What do you mean by “tryin to open”? Apparently you are working with Windows. But which application do you want to use to open the RW2? digiKam works fine, as does ART, the raw converter.
Unfortunately HDRMerge has not been updated in years and the Windows package is probably shipping/relying on an older version of LibRaw (library for loading raw files) that does not support your specific camera model (I’m surprised the help would say “all cameras are supported”).
Typically one cannot just swap libraries w/ large version jumps, and the whole app needs to be rebuilt from source (and possibly even patched). It’s best to contact whoever supplied/maintains the HDRMerge Windows package.
Btw, it looks like there was some more recent activity on github that adapted the HDRMerge codebase to more recent LibRaw, so it might be “just” a question of someone building and supplying a newer Windows package, unless you feel up to building it yourself… @gaaned92
That would be nice. Personally I want to use the program to process Albedo maps from my photometric stereo scanner. I tried know programs like Photoshop or Affinity but they all do something to the image. I want to work linearly and HDR merge seems to be perfect for this.
Hey, I also had some issue with RW2 files in other software; what you could try is to convert it to DNG, which is much more supported, and mostly importantly using option that will make it compatible with pretty older dng versions.
mostly because the command-line expose a -u “uncompressed” option which I found to be the source of issue with some software.
You can also try the -crXX.X and -dngX.X flags (see doc for exact flag) to make sure the dng could be read by an older libraw version (haven’t tested).
Sure, thanks for that reminder! (Older LibRaw and most other apps should be ok w/ DNG 1.4 compatibility.) And if one is going the DNG route, there is also the FLOSS dnglab alternative.

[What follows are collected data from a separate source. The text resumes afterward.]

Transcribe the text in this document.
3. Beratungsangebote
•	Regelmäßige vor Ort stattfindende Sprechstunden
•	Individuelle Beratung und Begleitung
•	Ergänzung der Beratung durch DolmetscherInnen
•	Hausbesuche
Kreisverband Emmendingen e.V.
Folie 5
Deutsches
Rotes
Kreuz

Thank you for responding. This could be an option, it’s an extra step but might be a solution, at the very least for testing it. Do you know if the Adobe Digital Negative software does anything to the photo?
If you choose the lossless or uncompressed options, the raw values should be completely preserved. There might be rare corner cases where some metadata doesn’t come across (or apps don’t know how to get all of it from a DNG while they could from the original raw format), so it’s recommended one keeps the originals around.